Cooking With Game

A forum for the cooking/preperation of all types of game from around the world.

    Scotch Goose.


    Posts : 883
    Join date : 2008-09-14
    Age : 56
    Location : Bridgwater, Somerset.

    Scotch Goose.

    Post  Admin on Fri Sep 13, 2013 5:30 pm


    1 young greylag goose, oven-ready, approximately 1.8kg/4lb
    25g/1oz soft butter
    Salt and pepper
    450g/1lb haggis
    150ml/1/4pt orange juice
    Rowanberry jelly
    Orange rings for garnish


    1. Spread the softened butter on the goose breast and sprinkle with salt and pepper. 2. Place the haggis inside the goose. Fix the legs to the parson's nose with string. 3. Place the bird breast side down in a roasting tin and pour over the orange juice.

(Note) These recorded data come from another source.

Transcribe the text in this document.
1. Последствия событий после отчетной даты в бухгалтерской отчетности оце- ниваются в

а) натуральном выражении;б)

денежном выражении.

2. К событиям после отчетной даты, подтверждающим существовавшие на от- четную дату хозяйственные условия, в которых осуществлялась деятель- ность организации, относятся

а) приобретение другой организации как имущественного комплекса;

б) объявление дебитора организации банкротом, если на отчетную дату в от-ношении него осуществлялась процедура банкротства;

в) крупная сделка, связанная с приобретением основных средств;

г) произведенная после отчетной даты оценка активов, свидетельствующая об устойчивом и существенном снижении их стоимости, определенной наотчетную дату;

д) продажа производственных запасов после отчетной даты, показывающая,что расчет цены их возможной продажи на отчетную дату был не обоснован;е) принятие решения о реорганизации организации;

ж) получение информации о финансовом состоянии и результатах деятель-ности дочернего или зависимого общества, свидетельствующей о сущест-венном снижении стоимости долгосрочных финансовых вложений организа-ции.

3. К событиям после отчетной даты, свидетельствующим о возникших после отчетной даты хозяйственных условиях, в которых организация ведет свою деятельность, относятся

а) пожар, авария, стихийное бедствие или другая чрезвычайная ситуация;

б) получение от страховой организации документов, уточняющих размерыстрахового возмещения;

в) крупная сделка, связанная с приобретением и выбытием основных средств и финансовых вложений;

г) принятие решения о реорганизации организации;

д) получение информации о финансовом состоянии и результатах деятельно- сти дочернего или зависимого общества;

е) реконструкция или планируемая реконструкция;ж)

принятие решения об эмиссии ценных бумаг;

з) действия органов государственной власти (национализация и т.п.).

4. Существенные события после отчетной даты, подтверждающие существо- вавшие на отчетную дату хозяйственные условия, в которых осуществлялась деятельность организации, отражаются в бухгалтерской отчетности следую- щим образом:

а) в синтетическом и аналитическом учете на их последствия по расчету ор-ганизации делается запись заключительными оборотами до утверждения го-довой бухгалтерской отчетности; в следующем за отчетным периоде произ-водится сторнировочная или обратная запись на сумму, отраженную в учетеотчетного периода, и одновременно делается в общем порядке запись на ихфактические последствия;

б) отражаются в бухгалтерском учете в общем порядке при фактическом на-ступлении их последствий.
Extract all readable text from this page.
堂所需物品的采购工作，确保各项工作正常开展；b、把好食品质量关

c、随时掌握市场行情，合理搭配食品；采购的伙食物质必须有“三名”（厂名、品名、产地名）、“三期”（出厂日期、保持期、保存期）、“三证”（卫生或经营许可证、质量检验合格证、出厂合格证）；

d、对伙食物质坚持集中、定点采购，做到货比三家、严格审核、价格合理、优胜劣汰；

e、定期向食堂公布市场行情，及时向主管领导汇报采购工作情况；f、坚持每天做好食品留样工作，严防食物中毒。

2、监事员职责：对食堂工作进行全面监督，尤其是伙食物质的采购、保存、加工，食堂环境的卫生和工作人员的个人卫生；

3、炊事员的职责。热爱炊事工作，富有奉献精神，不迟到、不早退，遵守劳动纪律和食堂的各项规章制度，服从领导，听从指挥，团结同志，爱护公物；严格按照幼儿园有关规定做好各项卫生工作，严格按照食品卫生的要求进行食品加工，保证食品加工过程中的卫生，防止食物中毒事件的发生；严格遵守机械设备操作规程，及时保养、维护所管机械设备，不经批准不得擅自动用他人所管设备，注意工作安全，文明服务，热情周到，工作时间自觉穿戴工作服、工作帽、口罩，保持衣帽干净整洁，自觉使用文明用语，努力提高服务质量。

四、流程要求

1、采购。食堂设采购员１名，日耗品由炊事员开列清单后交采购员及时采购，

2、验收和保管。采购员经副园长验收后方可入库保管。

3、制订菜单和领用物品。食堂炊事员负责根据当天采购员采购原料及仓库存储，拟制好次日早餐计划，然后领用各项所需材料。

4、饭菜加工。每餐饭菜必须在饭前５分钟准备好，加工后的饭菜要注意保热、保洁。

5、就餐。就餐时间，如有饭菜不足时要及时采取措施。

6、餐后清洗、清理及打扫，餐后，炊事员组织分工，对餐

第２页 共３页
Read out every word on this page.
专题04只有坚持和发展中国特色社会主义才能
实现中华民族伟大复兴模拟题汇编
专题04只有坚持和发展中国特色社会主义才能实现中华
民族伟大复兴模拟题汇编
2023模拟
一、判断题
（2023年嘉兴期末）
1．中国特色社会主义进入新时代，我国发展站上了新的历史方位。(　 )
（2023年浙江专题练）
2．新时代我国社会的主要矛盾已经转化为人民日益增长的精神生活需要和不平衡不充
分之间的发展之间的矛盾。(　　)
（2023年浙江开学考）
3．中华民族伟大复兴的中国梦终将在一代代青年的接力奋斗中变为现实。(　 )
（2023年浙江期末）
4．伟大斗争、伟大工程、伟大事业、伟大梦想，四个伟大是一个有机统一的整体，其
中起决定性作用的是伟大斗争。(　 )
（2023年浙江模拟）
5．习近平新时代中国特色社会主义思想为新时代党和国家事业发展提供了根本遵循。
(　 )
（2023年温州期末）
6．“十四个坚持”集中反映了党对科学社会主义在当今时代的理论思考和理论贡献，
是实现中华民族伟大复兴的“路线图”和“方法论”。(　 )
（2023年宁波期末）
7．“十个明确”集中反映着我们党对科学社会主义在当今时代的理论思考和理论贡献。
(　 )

Cook in a pre-heated oven at 180C/350F/gas mark 4 for one hour. 4. Turn the bird on to its back and baste with the juices. Cook for another hour. Remove the goose and keep hot. Add the rowanberry jelly to the pan juices and season with salt and pepper to make a gravy. 5. Carefully remove the haggis from the goose, cut into slices and carve the goose. Garnish with orange rings and serve with mashed potatoes, parsnips and rowanberry jelly.